In the Matter of Marin Management, Appellant, v Division of Housing and Community Renewal, Respondent, et al., Respondent.
[MAJORITY]
Order, Supreme Court, New York County (Alice Schlesinger, J.) entered April 26, 1991, which, inter alia, dismissed the petition seeking to review and annul a determination by respondent Division of Housing and Community Renewal, dated August 9, 1990 which upon a reopened proceeding, determined a rent overcharge to exist, unanimously affirmed, without costs.
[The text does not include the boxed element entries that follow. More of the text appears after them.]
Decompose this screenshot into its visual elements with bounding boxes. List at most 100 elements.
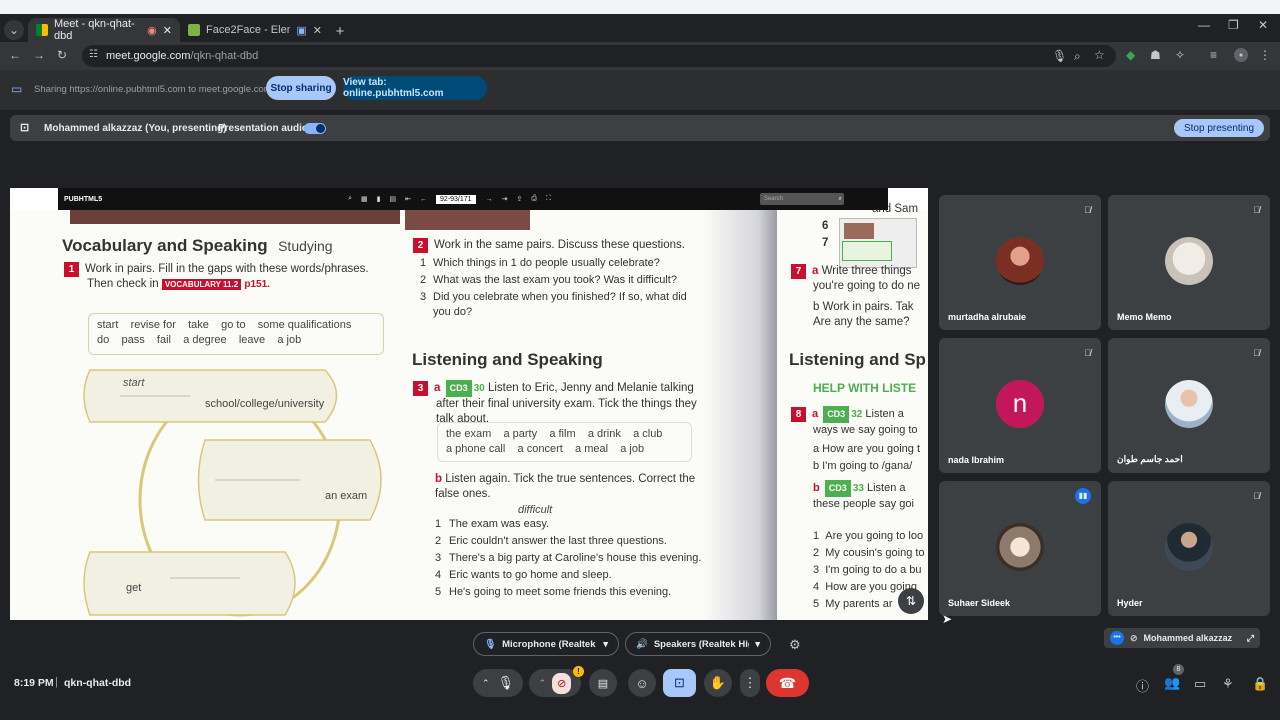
ex3-block: 3a CD3 30 Listen to Eric, Jenny and Melan… (413, 380, 738, 427)
extension-green-icon[interactable]: ◆ (1126, 48, 1135, 62)
thumbnails-icon[interactable]: ▦ (361, 195, 368, 203)
avatar-initial: n (996, 380, 1044, 428)
extensions-puzzle-icon[interactable]: ✧ (1175, 48, 1185, 62)
last-page-icon[interactable]: ⇥ (502, 195, 508, 203)
book-page-middle: 2 Work in the same pairs. Discuss these q… (405, 210, 777, 620)
ex7-b: b Work in pairs. Tak (813, 301, 914, 313)
settings-gear-icon[interactable]: ⚙ (789, 637, 801, 653)
zoom-out-icon[interactable]: ⌕ (348, 195, 352, 203)
ex7-line1: Write three things (821, 265, 912, 277)
scroll-button[interactable]: ⇅ (898, 588, 924, 614)
ex2-q1: 1 Which things in 1 do people usually cel… (419, 257, 660, 269)
tab-close-icon[interactable]: ✕ (313, 24, 322, 37)
host-controls-lock-icon[interactable]: 🔒 (1252, 676, 1268, 692)
site-info-icon[interactable]: ☷ (89, 49, 98, 60)
sharing-message: Sharing https://online.pubhtml5.com to m… (34, 84, 272, 95)
mic-permission-icon[interactable]: 🎙 (1052, 49, 1067, 63)
stop-presenting-button[interactable]: Stop presenting (1174, 119, 1264, 137)
window-close-icon[interactable]: ✕ (1258, 18, 1268, 32)
diagram-exam-label: an exam (325, 490, 368, 502)
raise-hand-button[interactable]: ✋ (704, 669, 732, 697)
profile-avatar-icon[interactable]: ● (1234, 48, 1248, 62)
chat-icon[interactable]: ▭ (1194, 676, 1206, 692)
meeting-details-icon[interactable]: ⓘ (1136, 676, 1149, 695)
ex3b-sentences: 1 The exam was easy. 2 Eric couldn't answe… (435, 516, 755, 601)
tab-close-icon[interactable]: ✕ (163, 24, 172, 37)
diagram-start-label: start (123, 377, 145, 389)
right-num-6: 6 (822, 220, 829, 232)
ex2-q3: 3 Did you celebrate when you finished? If… (419, 291, 687, 318)
expand-icon[interactable]: ⤢ (1247, 633, 1254, 644)
page-thumbnail[interactable] (839, 218, 917, 268)
mic-off-icon: 🎙̸ (1084, 205, 1091, 215)
participant-tile[interactable]: 🎙̸ احمد جاسم طوان (1108, 338, 1270, 473)
forward-icon[interactable]: → (33, 48, 45, 62)
participant-tile[interactable]: 🎙̸ Memo Memo (1108, 195, 1270, 330)
back-icon[interactable]: ← (9, 48, 21, 62)
r-sentence-3: 3 I'm going to do a bu (813, 564, 922, 576)
avatar (1165, 237, 1213, 285)
next-page-icon[interactable]: → (486, 196, 493, 203)
r-sentence-1: 1 Are you going to loo (813, 530, 924, 542)
ex7-b2: Are any the same? (813, 316, 910, 328)
first-page-icon[interactable]: ⇤ (405, 195, 411, 203)
presentation-audio-toggle[interactable] (304, 123, 326, 134)
minimize-icon[interactable]: — (1198, 18, 1210, 32)
hand-icon: ✋ (709, 675, 727, 690)
search-icon: ⌕ (838, 195, 842, 202)
fullscreen-icon[interactable]: ⛶ (546, 195, 551, 203)
activities-icon[interactable]: ⚘ (1222, 676, 1234, 692)
stop-sharing-button[interactable]: Stop sharing (266, 76, 336, 100)
participant-tile[interactable]: ▮▮ Suhaer Sideek (939, 481, 1101, 616)
people-icon[interactable]: 👥 (1164, 675, 1180, 691)
reactions-button[interactable]: ☺ (628, 669, 656, 697)
tab-bar: ⌄ Meet - qkn-qhat-dbd ◉ ✕ Face2Face - El… (0, 14, 1280, 42)
restore-icon[interactable]: ❐ (1228, 18, 1239, 32)
participant-tile[interactable]: 🎙̸ n nada Ibrahim (939, 338, 1101, 473)
ex8-track: 32 (851, 409, 863, 420)
thumbnail-highlight (842, 241, 892, 261)
captions-button[interactable]: ▤ (589, 669, 617, 697)
reload-icon[interactable]: ↻ (57, 48, 67, 62)
window-top-strip (0, 0, 1280, 14)
participant-tile[interactable]: 🎙̸ murtadha alrubaie (939, 195, 1101, 330)
viewer-search-input[interactable]: Search ⌕ (759, 193, 844, 205)
present-button[interactable]: ⊡ (663, 669, 696, 697)
microphone-select[interactable]: 🎙 Microphone (Realtek Hig... ▾ (473, 632, 619, 656)
microphone-label: Microphone (Realtek Hig... (502, 638, 597, 650)
tab-meet[interactable]: Meet - qkn-qhat-dbd ◉ ✕ (28, 18, 180, 42)
previous-page-icon[interactable]: ← (420, 196, 427, 203)
leave-call-button[interactable]: ☎ (766, 669, 809, 697)
bookmark-icon[interactable]: ▮ (377, 195, 381, 203)
speaker-icon: 🔊 (636, 638, 648, 650)
participant-tile[interactable]: 🎙̸ Hyder (1108, 481, 1270, 616)
book-page-left: Vocabulary and Speaking Studying 1 Work i… (10, 210, 405, 620)
new-tab-icon[interactable]: + (330, 20, 350, 42)
speakers-select[interactable]: 🔊 Speakers (Realtek High D... ▾ (625, 632, 771, 656)
url-field[interactable]: ☷ meet.google.com/qkn-qhat-dbd 🎙 ⌕ ☆ (82, 45, 1116, 67)
tab-face2face[interactable]: Face2Face - Elementary - St ▣ ✕ (180, 18, 330, 42)
bookmark-star-icon[interactable]: ☆ (1094, 48, 1105, 62)
avatar (1165, 523, 1213, 571)
media-controls-icon[interactable]: ≡ (1210, 48, 1217, 62)
browser-menu-icon[interactable]: ⋮ (1259, 48, 1271, 62)
table-of-contents-icon[interactable]: ▤ (390, 195, 397, 203)
clock-divider: | (55, 676, 58, 688)
extension-robot-icon[interactable]: ☗ (1150, 48, 1161, 62)
mic-icon: 🎙 (484, 638, 497, 650)
view-tab-button[interactable]: View tab: online.pubhtml5.com (343, 76, 487, 100)
tab-search-icon[interactable]: ⌄ (4, 20, 24, 40)
ex3b-line1: Listen again. Tick the true sentences. C… (445, 473, 696, 485)
print-icon[interactable]: ⎙ (531, 195, 537, 203)
share-icon[interactable]: ⇪ (516, 195, 522, 203)
sentence-5: 5 He's going to meet some friends this ev… (435, 586, 672, 598)
more-options-button[interactable]: ⋮ (740, 669, 760, 697)
sentence-1: 1 The exam was easy. (435, 518, 550, 530)
zoom-icon[interactable]: ⌕ (1074, 49, 1081, 64)
page-number-field[interactable]: 92-93/171 (436, 194, 476, 204)
word-box: start revise for take go to some qualifi… (88, 313, 384, 355)
mic-off-icon: 🎙̸ (1253, 491, 1260, 501)
self-view-pill[interactable]: ••• ⊘ Mohammed alkazzaz ⤢ (1104, 628, 1260, 648)
audio-options-button[interactable]: ⌃ 🎙 (473, 669, 523, 697)
diagram-get-label: get (126, 582, 142, 594)
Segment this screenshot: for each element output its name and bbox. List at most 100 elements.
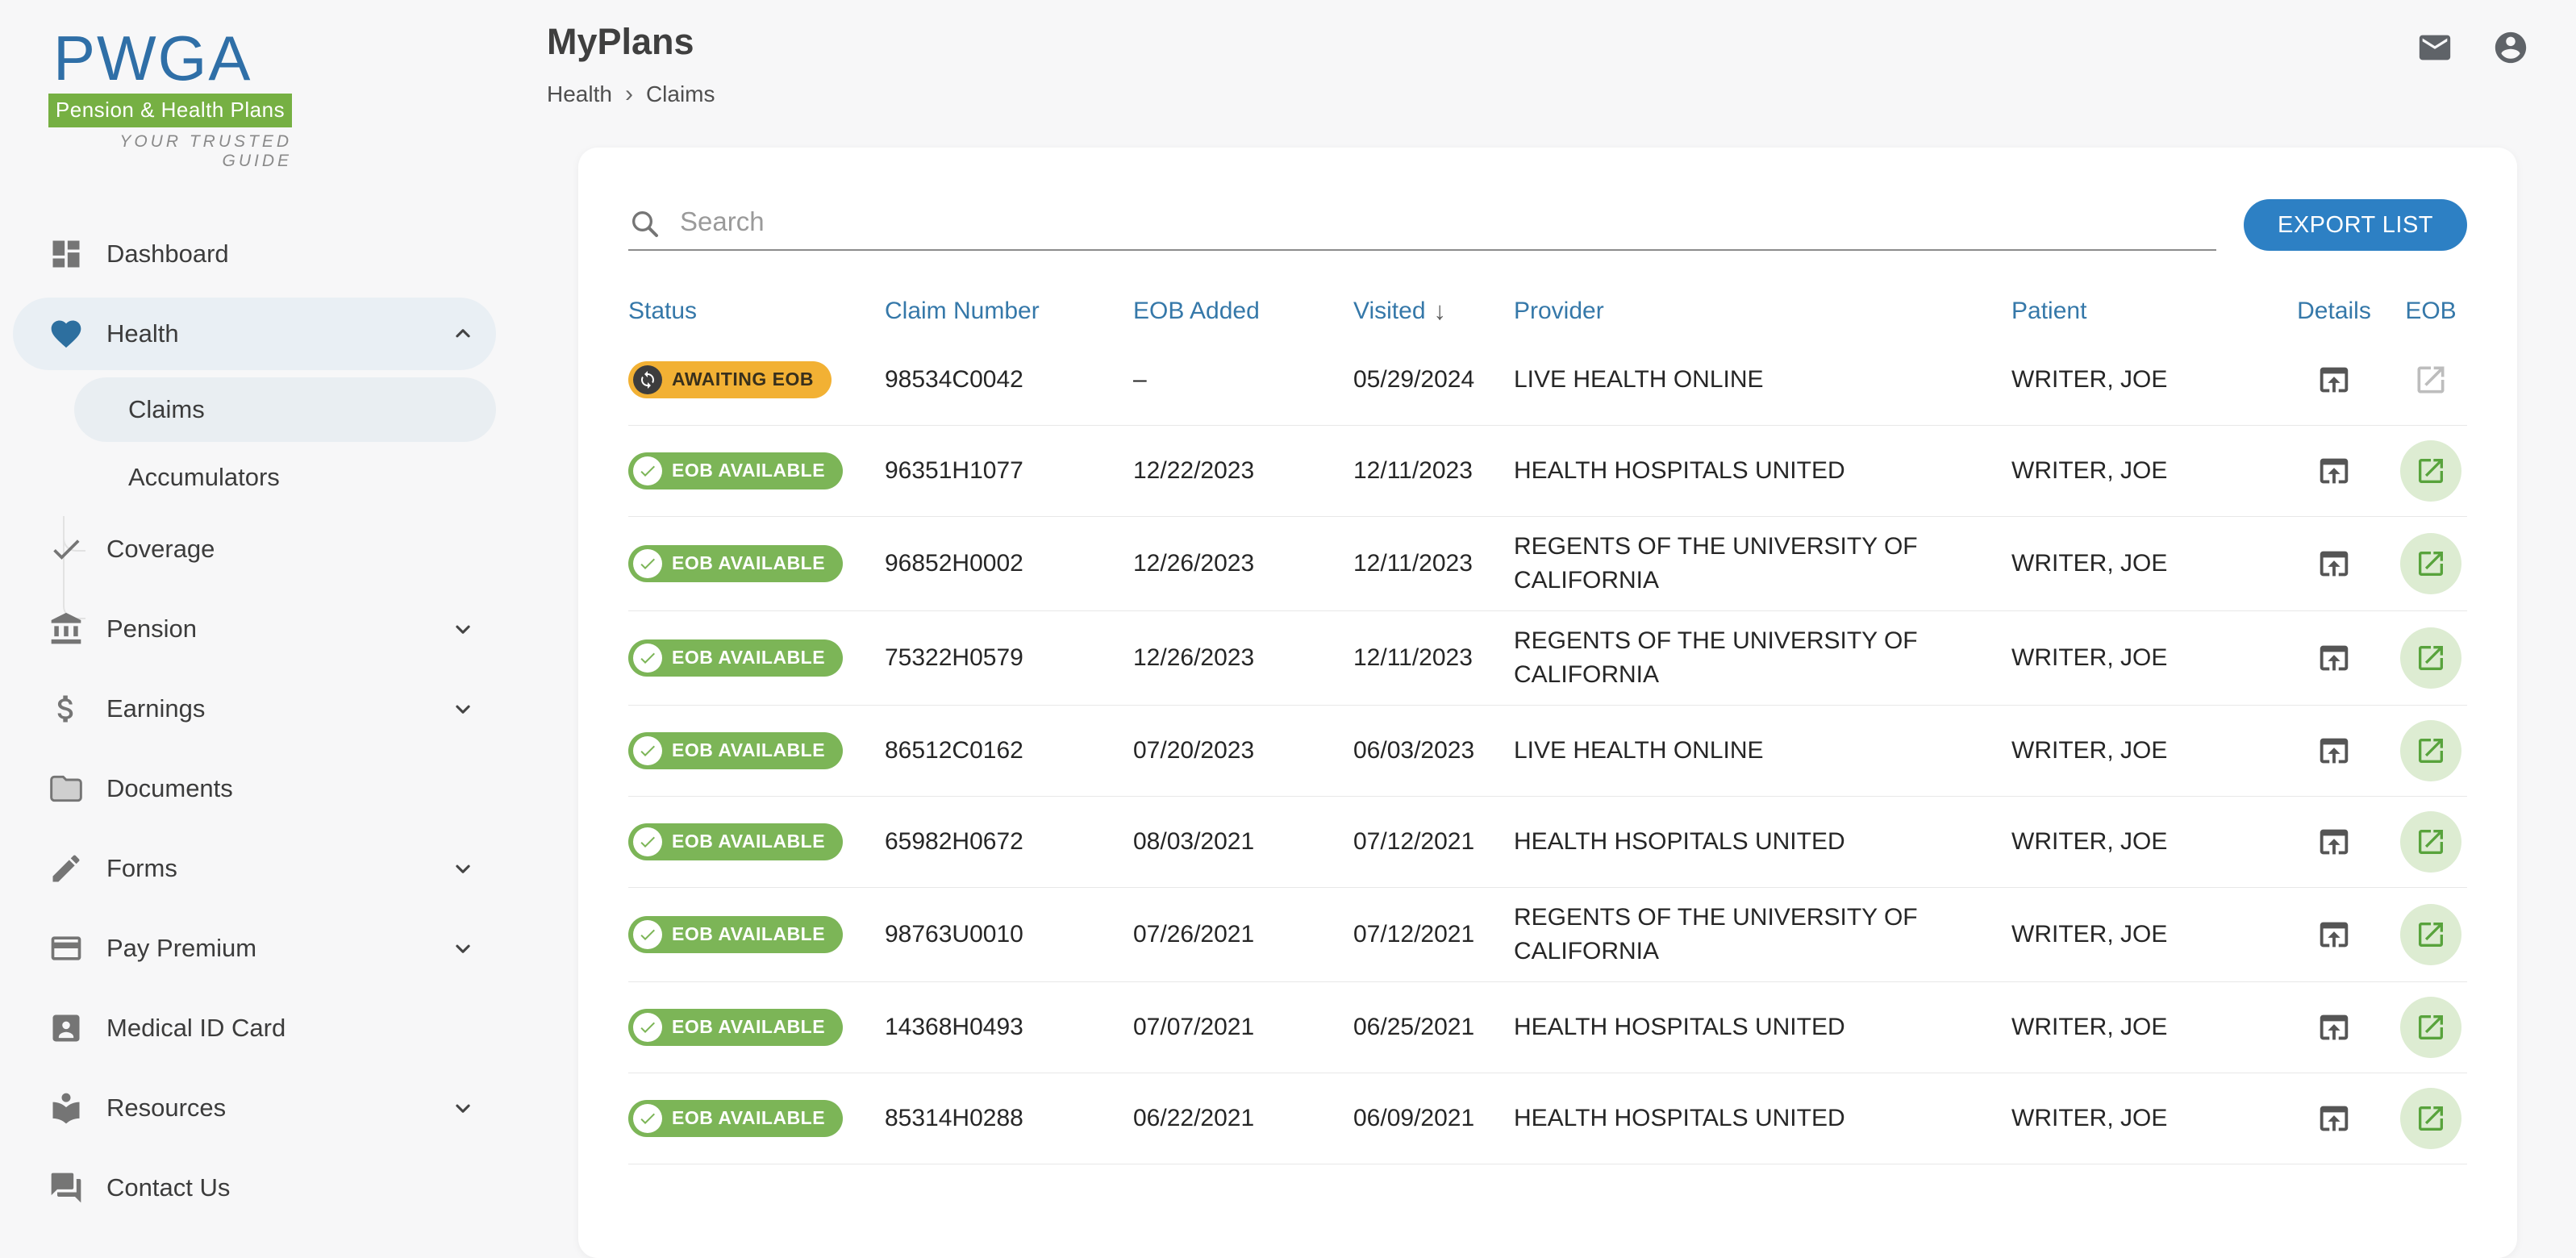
table-toolbar: EXPORT LIST — [628, 198, 2467, 251]
details-button[interactable] — [2311, 448, 2357, 494]
sidebar-item-pay-premium[interactable]: Pay Premium — [13, 912, 496, 985]
status-cell: EOB AVAILABLE — [628, 452, 885, 490]
eob-added-cell: 12/26/2023 — [1133, 641, 1353, 675]
sidebar-item-resources[interactable]: Resources — [13, 1072, 496, 1144]
visited-cell: 07/12/2021 — [1353, 825, 1514, 859]
table-row: AWAITING EOB 98534C0042 – 05/29/2024 LIV… — [628, 335, 2467, 426]
export-list-button[interactable]: EXPORT LIST — [2244, 199, 2467, 251]
provider-cell: HEALTH HSOPITALS UNITED — [1514, 825, 2011, 859]
sidebar-item-claims[interactable]: Claims — [74, 377, 496, 442]
details-cell — [2274, 448, 2395, 494]
details-button[interactable] — [2311, 1096, 2357, 1141]
sidebar-item-label: Pension — [106, 614, 449, 644]
provider-cell: HEALTH HOSPITALS UNITED — [1514, 1102, 2011, 1135]
column-header-visited-label: Visited — [1353, 298, 1426, 325]
sidebar-item-forms[interactable]: Forms — [13, 832, 496, 905]
visited-cell: 07/12/2021 — [1353, 918, 1514, 952]
sidebar-item-coverage[interactable]: Coverage — [13, 513, 496, 585]
breadcrumb: Health › Claims — [547, 81, 2576, 108]
claims-card: EXPORT LIST Status Claim Number EOB Adde… — [578, 148, 2517, 1258]
status-cell: EOB AVAILABLE — [628, 545, 885, 583]
eob-open-button[interactable] — [2400, 440, 2461, 502]
status-badge: EOB AVAILABLE — [628, 1009, 843, 1046]
claim-number-cell: 75322H0579 — [885, 641, 1133, 675]
sidebar-nav: Dashboard Health Claims Accumulators — [13, 218, 508, 1224]
visited-cell: 06/03/2023 — [1353, 734, 1514, 768]
eob-open-button[interactable] — [2400, 349, 2461, 410]
status-cell: EOB AVAILABLE — [628, 823, 885, 861]
breadcrumb-claims[interactable]: Claims — [646, 81, 715, 107]
chevron-down-icon — [449, 855, 477, 882]
sidebar-item-pension[interactable]: Pension — [13, 593, 496, 665]
table-row: EOB AVAILABLE 85314H0288 06/22/2021 06/0… — [628, 1073, 2467, 1164]
details-button[interactable] — [2311, 357, 2357, 402]
claim-number-cell: 98763U0010 — [885, 918, 1133, 952]
open-in-new-icon — [2415, 548, 2447, 580]
table-row: EOB AVAILABLE 96351H1077 12/22/2023 12/1… — [628, 426, 2467, 517]
brand-plans-banner: Pension & Health Plans — [48, 94, 292, 127]
sidebar-item-label: Accumulators — [74, 463, 280, 492]
eob-open-button[interactable] — [2400, 720, 2461, 781]
account-circle-icon[interactable] — [2492, 29, 2529, 66]
table-row: EOB AVAILABLE 98763U0010 07/26/2021 07/1… — [628, 888, 2467, 982]
dollar-icon — [48, 691, 84, 727]
eob-open-button[interactable] — [2400, 997, 2461, 1058]
eob-cell — [2395, 720, 2467, 781]
column-header-provider[interactable]: Provider — [1514, 298, 2011, 325]
provider-cell: REGENTS OF THE UNIVERSITY OF CALIFORNIA — [1514, 624, 2011, 692]
eob-open-button[interactable] — [2400, 533, 2461, 594]
open-in-browser-icon — [2315, 452, 2353, 489]
brand-tagline: YOUR TRUSTED GUIDE — [48, 132, 292, 171]
chevron-down-icon — [449, 695, 477, 723]
details-cell — [2274, 1005, 2395, 1050]
column-header-patient[interactable]: Patient — [2011, 298, 2274, 325]
table-header-row: Status Claim Number EOB Added Visited ↓ … — [628, 288, 2467, 335]
patient-cell: WRITER, JOE — [2011, 547, 2274, 581]
eob-open-button[interactable] — [2400, 811, 2461, 873]
sidebar-item-documents[interactable]: Documents — [13, 752, 496, 825]
claim-number-cell: 65982H0672 — [885, 825, 1133, 859]
sidebar-item-contact-us[interactable]: Contact Us — [13, 1152, 496, 1224]
status-badge: EOB AVAILABLE — [628, 823, 843, 860]
dashboard-icon — [48, 236, 84, 272]
patient-cell: WRITER, JOE — [2011, 918, 2274, 952]
details-button[interactable] — [2311, 819, 2357, 864]
status-label: EOB AVAILABLE — [672, 921, 825, 947]
patient-cell: WRITER, JOE — [2011, 1010, 2274, 1044]
details-button[interactable] — [2311, 1005, 2357, 1050]
column-header-visited[interactable]: Visited ↓ — [1353, 297, 1514, 326]
status-label: EOB AVAILABLE — [672, 644, 825, 670]
details-button[interactable] — [2311, 635, 2357, 681]
mail-icon[interactable] — [2416, 29, 2453, 66]
sidebar-item-health[interactable]: Health — [13, 298, 496, 370]
sidebar-item-medical-id-card[interactable]: Medical ID Card — [13, 992, 496, 1064]
details-cell — [2274, 541, 2395, 586]
sidebar-item-earnings[interactable]: Earnings — [13, 673, 496, 745]
sidebar-item-accumulators[interactable]: Accumulators — [74, 445, 496, 510]
check-icon — [633, 644, 662, 673]
column-header-claim-number[interactable]: Claim Number — [885, 298, 1133, 325]
details-button[interactable] — [2311, 541, 2357, 586]
status-label: AWAITING EOB — [672, 366, 814, 392]
brand-name: PWGA — [53, 24, 292, 94]
search-input[interactable] — [661, 206, 2216, 240]
eob-added-cell: 07/07/2021 — [1133, 1010, 1353, 1044]
eob-open-button[interactable] — [2400, 1088, 2461, 1149]
eob-open-button[interactable] — [2400, 904, 2461, 965]
column-header-eob-added[interactable]: EOB Added — [1133, 298, 1353, 325]
sidebar-item-label: Medical ID Card — [106, 1014, 496, 1043]
search-field — [628, 198, 2216, 251]
eob-open-button[interactable] — [2400, 627, 2461, 689]
status-cell: EOB AVAILABLE — [628, 732, 885, 770]
breadcrumb-health[interactable]: Health — [547, 81, 612, 107]
table-row: EOB AVAILABLE 65982H0672 08/03/2021 07/1… — [628, 797, 2467, 888]
details-button[interactable] — [2311, 912, 2357, 957]
claims-table-body: AWAITING EOB 98534C0042 – 05/29/2024 LIV… — [628, 335, 2467, 1164]
topbar-actions — [2416, 29, 2529, 66]
column-header-status[interactable]: Status — [628, 298, 885, 325]
brand-logo[interactable]: PWGA Pension & Health Plans YOUR TRUSTED… — [48, 24, 292, 171]
eob-cell — [2395, 811, 2467, 873]
status-cell: EOB AVAILABLE — [628, 916, 885, 954]
details-button[interactable] — [2311, 728, 2357, 773]
sidebar-item-dashboard[interactable]: Dashboard — [13, 218, 496, 290]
The reopening of the proceeding, to which the petitioner had never voiced any objection, was both proper and rational (Rent Stabilization Code [9 NYCRR] § 2527.8; cf., Matter of Cupo v McGoldrick, 278 App Div 108), and the subsequent finding of a rent overcharge is amply supported by the record (Matter of Pell v Board of Educ., 34 NY2d 222, 230). The alternative procedure for adjusting the base rent utilized by the Division was authorized (Matter of 61 Jane St. Assocs. v New York City Conciliation & Appeals Bd., 65 NY2d 898, affg 108 AD2d 636) and had a rational basis in the record that was before the Division (Matter of Lavanant v State Div. of Hous. & Community Renewal, 148 AD2d 185, 192). The remaining arguments were not raised below (cf., Matter of 985 Fifth Ave. v State Div. of Hous. & Community Renewal, 171 AD2d 572, lv denied 78 NY2d 861), but, were we to consider them, we would find them to be without merit. Concur — Carro, J. P., Milonas, Ellerin and Ross, JJ.